Pipelining (I)

What is pipelining?
- We mentioned pipelining when discussing RISC machines. We say that RISC can leverage the pipelining to improve its instruction execution speed.
- So, what is pipelining?
  - A technique for implementing instruction-level parallelism within a single processor.
  - It tries to keep every part of the processor busy by dividing incoming instructions into a series of sequential steps performed by different processor units with different parts of the instructions processed in parallel.
- The idea may be too abstract to understand. Let’s use a real life example to illustrate it.

- Assume I have four loads of dirty laundry that need to be washed, dried, and folded. There is only one washer, one dryer, and I’m the only one who can fold. The washer takes 30 minutes to wash a load, dryer takes 40 minutes to dry a load, and it takes me 20 minutes to fold a load. How long it will take to do the four loads of dirty laundry?
  - Method one: wash, dry, and fold each laundry load sequentially
    - Slow: 6 hours for 4 loads $(30 + 40 + 20) \times 4$
  - Method two: wash, dry, and fold perform in parallel
    - Fast: 3.5 hours for 4 loads $30 + 40 \times 4 + 20$
- So, if we see the washer, dryer, and me folding as analogous to different part of the processor and see the dirty laundry loads as analogous to instructions, we then can implement pipelining by letting multiple instructions operate simultaneously using different resources.

- Note that pipelining doesn’t improve the latency of a single instruction, but it improves the throughput of entire workload.
  - Latency refers to the amount of time between when the instruction is issued and when it is completed.
  - Throughput refers to the number of instructions that complete in a certain amount of time.

- Pipelining performance is limited by the slowest step. E.g., dryer in the above example.
- Unbalanced lengths of pipelining steps reduce the performance.

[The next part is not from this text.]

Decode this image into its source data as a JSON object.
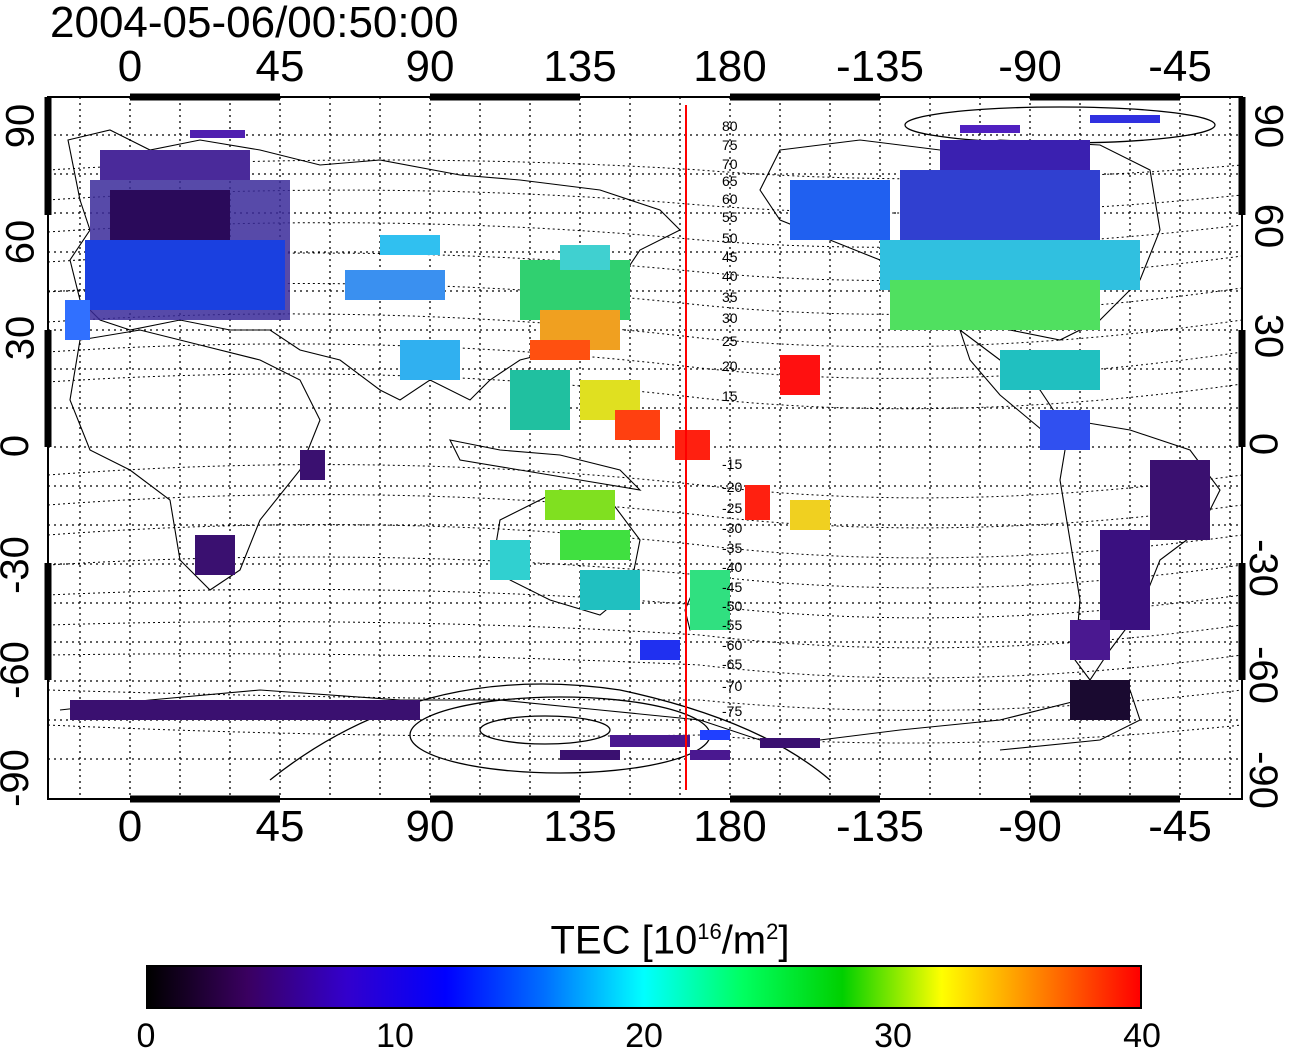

Multiple-stage vs Single-stage CPU
- Pipelining allows instructions be executed in parallel, so that programs can be processed more quickly.
- To process an instruction, a RISC CPU has several steps. E.g. fetch, decode, execute, and write back.
- Single-stage CPU: all steps are one stage
- Multiple-stage CPU: steps are in multiple stages
  - One latch layer for each stage to save temporary instruction result from the previous stage.
- Assume that time spent on each step (S1 ~ S4) is the same, which means if S1 takes 5 ns in multiple-stage, then it also takes 5 ns in single-stage. Assume all the latches take the same amount of time as well.

- What may be the layout if it is a 2-stage CPU? Notes: the balanced length of each stage.

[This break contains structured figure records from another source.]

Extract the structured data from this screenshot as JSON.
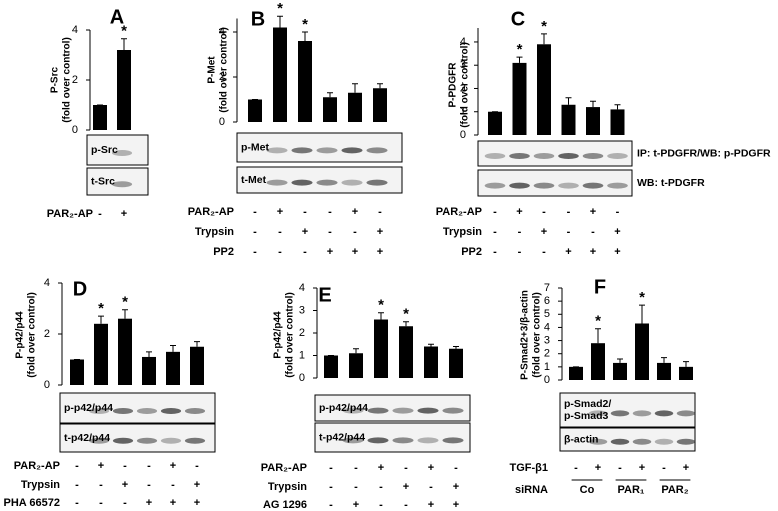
{
  "chart_data": [
    {
      "type": "bar",
      "panel": "A",
      "ylabel": [
        "P-Src",
        "(fold over control)"
      ],
      "categories": [
        null,
        null
      ],
      "values": [
        1,
        3.2
      ],
      "errors": [
        0,
        0.45
      ],
      "significance": [
        null,
        "*"
      ],
      "color": "#000000",
      "ylim": [
        0,
        4
      ],
      "yticks": [
        0,
        2,
        4
      ],
      "blots": [
        [
          "p-Src"
        ],
        [
          "t-Src"
        ]
      ],
      "rows": [
        {
          "label": "PAR₂-AP",
          "signs": [
            "-",
            "+"
          ]
        }
      ]
    },
    {
      "type": "bar",
      "panel": "B",
      "ylabel": [
        "P-Met",
        "(fold over control)"
      ],
      "categories": [
        null,
        null,
        null,
        null,
        null,
        null
      ],
      "values": [
        1,
        4.2,
        3.6,
        1.1,
        1.3,
        1.5
      ],
      "errors": [
        0,
        0.5,
        0.4,
        0.2,
        0.4,
        0.2
      ],
      "significance": [
        null,
        "*",
        "*",
        null,
        null,
        null
      ],
      "color": "#000000",
      "ylim": [
        0,
        4.6
      ],
      "yticks": [
        0,
        2,
        4
      ],
      "blots": [
        [
          "p-Met"
        ],
        [
          "t-Met"
        ]
      ],
      "rows": [
        {
          "label": "PAR₂-AP",
          "signs": [
            "-",
            "+",
            "-",
            "-",
            "+",
            "-"
          ]
        },
        {
          "label": "Trypsin",
          "signs": [
            "-",
            "-",
            "+",
            "-",
            "-",
            "+"
          ]
        },
        {
          "label": "PP2",
          "signs": [
            "-",
            "-",
            "-",
            "+",
            "+",
            "+"
          ]
        }
      ]
    },
    {
      "type": "bar",
      "panel": "C",
      "ylabel": [
        "P-PDGFR",
        "(fold over control)"
      ],
      "categories": [
        null,
        null,
        null,
        null,
        null,
        null
      ],
      "values": [
        1,
        3.1,
        3.9,
        1.3,
        1.2,
        1.1
      ],
      "errors": [
        0,
        0.25,
        0.45,
        0.3,
        0.25,
        0.2
      ],
      "significance": [
        null,
        "*",
        "*",
        null,
        null,
        null
      ],
      "color": "#000000",
      "ylim": [
        0,
        4.6
      ],
      "yticks": [
        0,
        1,
        2,
        3,
        4
      ],
      "blots": [
        [
          "IP: t-PDGFR/WB: p-PDGFR"
        ],
        [
          "WB: t-PDGFR"
        ]
      ],
      "rows": [
        {
          "label": "PAR₂-AP",
          "signs": [
            "-",
            "+",
            "-",
            "-",
            "+",
            "-"
          ]
        },
        {
          "label": "Trypsin",
          "signs": [
            "-",
            "-",
            "+",
            "-",
            "-",
            "+"
          ]
        },
        {
          "label": "PP2",
          "signs": [
            "-",
            "-",
            "-",
            "+",
            "+",
            "+"
          ]
        }
      ]
    },
    {
      "type": "bar",
      "panel": "D",
      "ylabel": [
        "P-p42/p44",
        "(fold over control)"
      ],
      "categories": [
        null,
        null,
        null,
        null,
        null,
        null
      ],
      "values": [
        1,
        2.4,
        2.6,
        1.1,
        1.3,
        1.5
      ],
      "errors": [
        0,
        0.3,
        0.35,
        0.2,
        0.25,
        0.2
      ],
      "significance": [
        null,
        "*",
        "*",
        null,
        null,
        null
      ],
      "color": "#000000",
      "ylim": [
        0,
        4
      ],
      "yticks": [
        0,
        2,
        4
      ],
      "blots": [
        [
          "p-p42/p44"
        ],
        [
          "t-p42/p44"
        ]
      ],
      "rows": [
        {
          "label": "PAR₂-AP",
          "signs": [
            "-",
            "+",
            "-",
            "-",
            "+",
            "-"
          ]
        },
        {
          "label": "Trypsin",
          "signs": [
            "-",
            "-",
            "+",
            "-",
            "-",
            "+"
          ]
        },
        {
          "label": "PHA 66572",
          "signs": [
            "-",
            "-",
            "-",
            "+",
            "+",
            "+"
          ]
        }
      ]
    },
    {
      "type": "bar",
      "panel": "E",
      "ylabel": [
        "P-p42/p44",
        "(fold over control)"
      ],
      "categories": [
        null,
        null,
        null,
        null,
        null,
        null
      ],
      "values": [
        1,
        1.1,
        2.6,
        2.3,
        1.4,
        1.3
      ],
      "errors": [
        0,
        0.2,
        0.3,
        0.2,
        0.1,
        0.1
      ],
      "significance": [
        null,
        null,
        "*",
        "*",
        null,
        null
      ],
      "color": "#000000",
      "ylim": [
        0,
        4
      ],
      "yticks": [
        0,
        1,
        2,
        3,
        4
      ],
      "blots": [
        [
          "p-p42/p44"
        ],
        [
          "t-p42/p44"
        ]
      ],
      "rows": [
        {
          "label": "PAR₂-AP",
          "signs": [
            "-",
            "-",
            "+",
            "-",
            "+",
            "-"
          ]
        },
        {
          "label": "Trypsin",
          "signs": [
            "-",
            "-",
            "-",
            "+",
            "-",
            "+"
          ]
        },
        {
          "label": "AG 1296",
          "signs": [
            "-",
            "+",
            "-",
            "-",
            "+",
            "+"
          ]
        }
      ]
    },
    {
      "type": "bar",
      "panel": "F",
      "ylabel": [
        "P-Smad2+3/β-actin",
        "(fold over control)"
      ],
      "categories": [
        null,
        null,
        null,
        null,
        null,
        null
      ],
      "values": [
        1,
        2.8,
        1.3,
        4.3,
        1.3,
        1.0
      ],
      "errors": [
        0,
        1.1,
        0.3,
        1.4,
        0.4,
        0.4
      ],
      "significance": [
        null,
        "*",
        null,
        "*",
        null,
        null
      ],
      "color": "#000000",
      "ylim": [
        0,
        7
      ],
      "yticks": [
        0,
        1,
        2,
        3,
        4,
        5,
        6,
        7
      ],
      "blots": [
        [
          "p-Smad2/",
          "p-Smad3"
        ],
        [
          "β-actin"
        ]
      ],
      "rows": [
        {
          "label": "TGF-β1",
          "signs": [
            "-",
            "+",
            "-",
            "+",
            "-",
            "+"
          ]
        }
      ],
      "group_row": {
        "label": "siRNA",
        "groups": [
          "Co",
          "PAR₁",
          "PAR₂"
        ]
      }
    }
  ]
}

- It seems like that the multiple-stage CPU takes more time than the single-stage CPU due to the extra latch time. Why we want to use the multiple-stage CPU?

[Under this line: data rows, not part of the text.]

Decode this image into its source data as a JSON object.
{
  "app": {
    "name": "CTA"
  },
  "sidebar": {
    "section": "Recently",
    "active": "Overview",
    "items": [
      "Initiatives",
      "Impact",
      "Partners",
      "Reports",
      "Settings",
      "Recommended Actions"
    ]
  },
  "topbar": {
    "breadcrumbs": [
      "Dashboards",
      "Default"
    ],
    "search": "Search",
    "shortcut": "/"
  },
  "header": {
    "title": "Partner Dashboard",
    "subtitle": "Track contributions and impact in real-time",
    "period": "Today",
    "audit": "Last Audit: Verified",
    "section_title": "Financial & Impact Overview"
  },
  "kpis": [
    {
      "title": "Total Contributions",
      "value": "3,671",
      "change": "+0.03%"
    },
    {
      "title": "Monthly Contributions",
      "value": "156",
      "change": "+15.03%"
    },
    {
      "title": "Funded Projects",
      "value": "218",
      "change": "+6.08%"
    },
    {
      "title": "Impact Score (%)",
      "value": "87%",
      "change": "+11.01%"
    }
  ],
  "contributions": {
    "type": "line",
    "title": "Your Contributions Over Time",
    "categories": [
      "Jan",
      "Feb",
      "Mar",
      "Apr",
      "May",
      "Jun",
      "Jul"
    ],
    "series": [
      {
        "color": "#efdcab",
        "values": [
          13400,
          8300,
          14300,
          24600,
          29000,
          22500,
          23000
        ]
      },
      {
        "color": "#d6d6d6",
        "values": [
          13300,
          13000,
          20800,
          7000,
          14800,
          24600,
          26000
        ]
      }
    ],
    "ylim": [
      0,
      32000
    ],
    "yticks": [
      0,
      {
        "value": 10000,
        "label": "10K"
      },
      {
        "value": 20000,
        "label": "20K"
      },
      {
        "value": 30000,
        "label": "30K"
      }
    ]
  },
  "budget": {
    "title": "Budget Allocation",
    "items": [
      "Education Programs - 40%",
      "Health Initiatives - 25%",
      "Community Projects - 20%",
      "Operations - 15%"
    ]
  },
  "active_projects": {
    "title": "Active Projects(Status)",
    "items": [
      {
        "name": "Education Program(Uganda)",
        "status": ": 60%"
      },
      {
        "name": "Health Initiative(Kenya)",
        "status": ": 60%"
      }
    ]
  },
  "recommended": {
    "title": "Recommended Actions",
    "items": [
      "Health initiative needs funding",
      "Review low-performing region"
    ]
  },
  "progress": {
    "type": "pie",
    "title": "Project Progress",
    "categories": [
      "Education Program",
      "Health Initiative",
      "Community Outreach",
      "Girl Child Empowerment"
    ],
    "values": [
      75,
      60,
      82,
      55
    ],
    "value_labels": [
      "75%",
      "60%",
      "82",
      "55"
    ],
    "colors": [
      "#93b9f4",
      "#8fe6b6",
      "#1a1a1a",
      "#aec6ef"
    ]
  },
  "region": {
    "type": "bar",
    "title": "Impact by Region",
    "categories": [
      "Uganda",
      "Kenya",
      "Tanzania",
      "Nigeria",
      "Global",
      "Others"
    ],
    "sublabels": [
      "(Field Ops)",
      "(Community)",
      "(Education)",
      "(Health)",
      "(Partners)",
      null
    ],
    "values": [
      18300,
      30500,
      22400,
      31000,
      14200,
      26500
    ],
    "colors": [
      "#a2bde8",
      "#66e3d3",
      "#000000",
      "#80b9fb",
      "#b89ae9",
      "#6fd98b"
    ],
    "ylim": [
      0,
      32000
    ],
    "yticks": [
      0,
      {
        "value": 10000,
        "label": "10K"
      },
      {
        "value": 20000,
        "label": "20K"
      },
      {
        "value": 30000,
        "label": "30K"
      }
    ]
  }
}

- The single-stage CPU is like the all-in-one laundry combo unit. You have to do the dirty laundry loads one by one (sequentially). While the multiple-stage CPU is like the separate washer and dryer. You can do the dirty laundry loads in parallel. Although it takes a few minutes to put the washed load into the dryer, the time is less than the time it takes to wash or dry a load.